In this framework, success ultimately looks like a growing number of small Jewish pods – communities that meet regularly (once every two weeks or once per month), have a core group of members or a regular list of invitees, and usually have between 8-15 members in attendance at any given gathering. This is the opposite of large-scale, pluralistic programming, which aims to engage all but more often fails to please any, and which actually alienates some, as Cousens rightly points out. These pods are also self-sufficient and allow students to be the creators of their own Jewish experiences, rather than passive consumers of Jewish experiences designed for them by an institution. This year, our student interns have created seven small (and growing) pods around everything from watching Woody Allen flicks to cooking intricate recipes from the Jerusalem Cookbook to weekly, student-run Judaism-infused yoga sessions, successfully engaging many students who would not otherwise participate in Jewish life on campus.
While small communities are critically important, Cousens is right to point out that a sense of belonging to a larger Jewish collective does not necessarily extend from a sense of belonging to one particular Jewish community.
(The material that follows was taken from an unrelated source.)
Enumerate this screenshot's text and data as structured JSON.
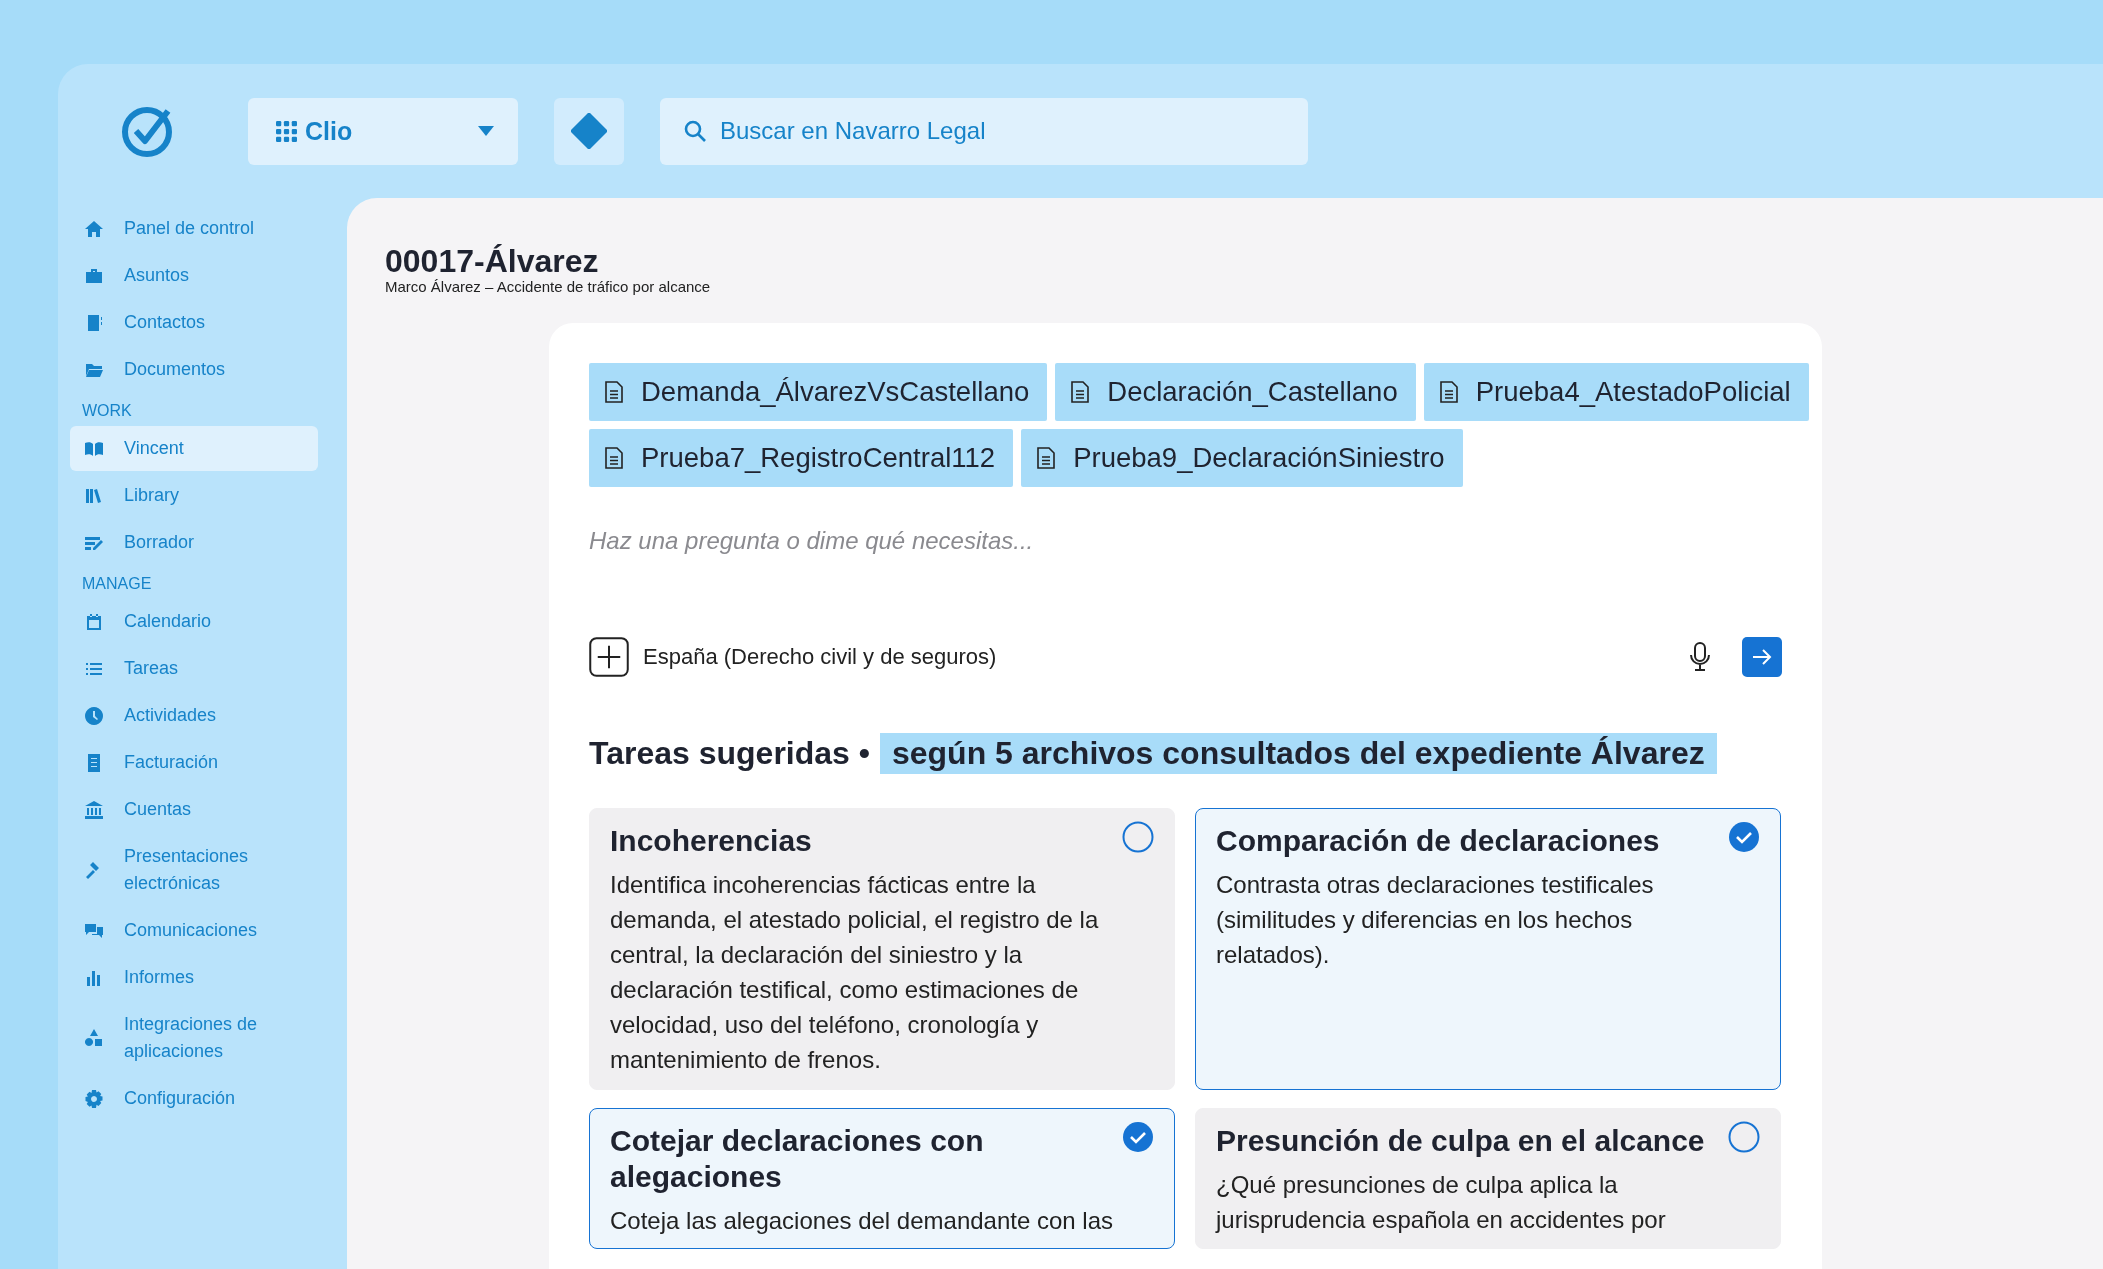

At jU Chicago we are also working to design and deliver the kinds of public Jewish experiences that not only create the transcendence that leads to a feeling of membership, but that also make being Jewish actually aspirational. Such experiences can look like well-designed and exciting large-scale events, like Jewish holiday celebrations, but they also might look like clever and sought-after T-shirts that become a proud badge of Jewish affiliation (this year we have given away nearly 500), or a multimedia art project exploring Jewish themes and displayed in a public space. And we believe that digital tools can be used as a critical part of stitching together the elements of small Jewish communities and large-scale public-space Judaism; Jewish young adults are digital natives, and the digital space is an important piece of a sense of Jewish connectedness that extends beyond the bounds of campus life. Jewish identity that is grounded in small communities should, ideally, be complemented, tested, and stretched by such experiences.
In the beginning of her piece, Cousens described Charley, who had a hard time attaching meaning to the concept of “peoplehood” because of his own mixed heritage. On campus, Charley is our typical Jewish student, not an outlier. A notion of peoplehood that relies solely on ethnic tribalism will not survive much longer. What Cousens describes is something different. When she writes about “peoplehood,” she is really describing the sense of shared purpose that arises from common experiences and relationships, and that’s something we can get behind at jU Chicago. The notion of a commitment to peoplehood based on obligation or inheritance is no longer tenable for Millenials, but commitment to the Jewish collective based on relationships, community, and experience – that is where the future of the Jewish people, and peoplehood, lies.
Rachel Cort is the Director of Community Building Programs at jU Chicago, a project of the Institute for the next Jewish Future. Rachel previously worked as a Community Engagement Fellow for Birthright NEXT, is a Tikvah Israel Fellow, and is working on her Master’s in Jewish Professional Studies from the Spertus Institute of Jewish Learning and Leadership.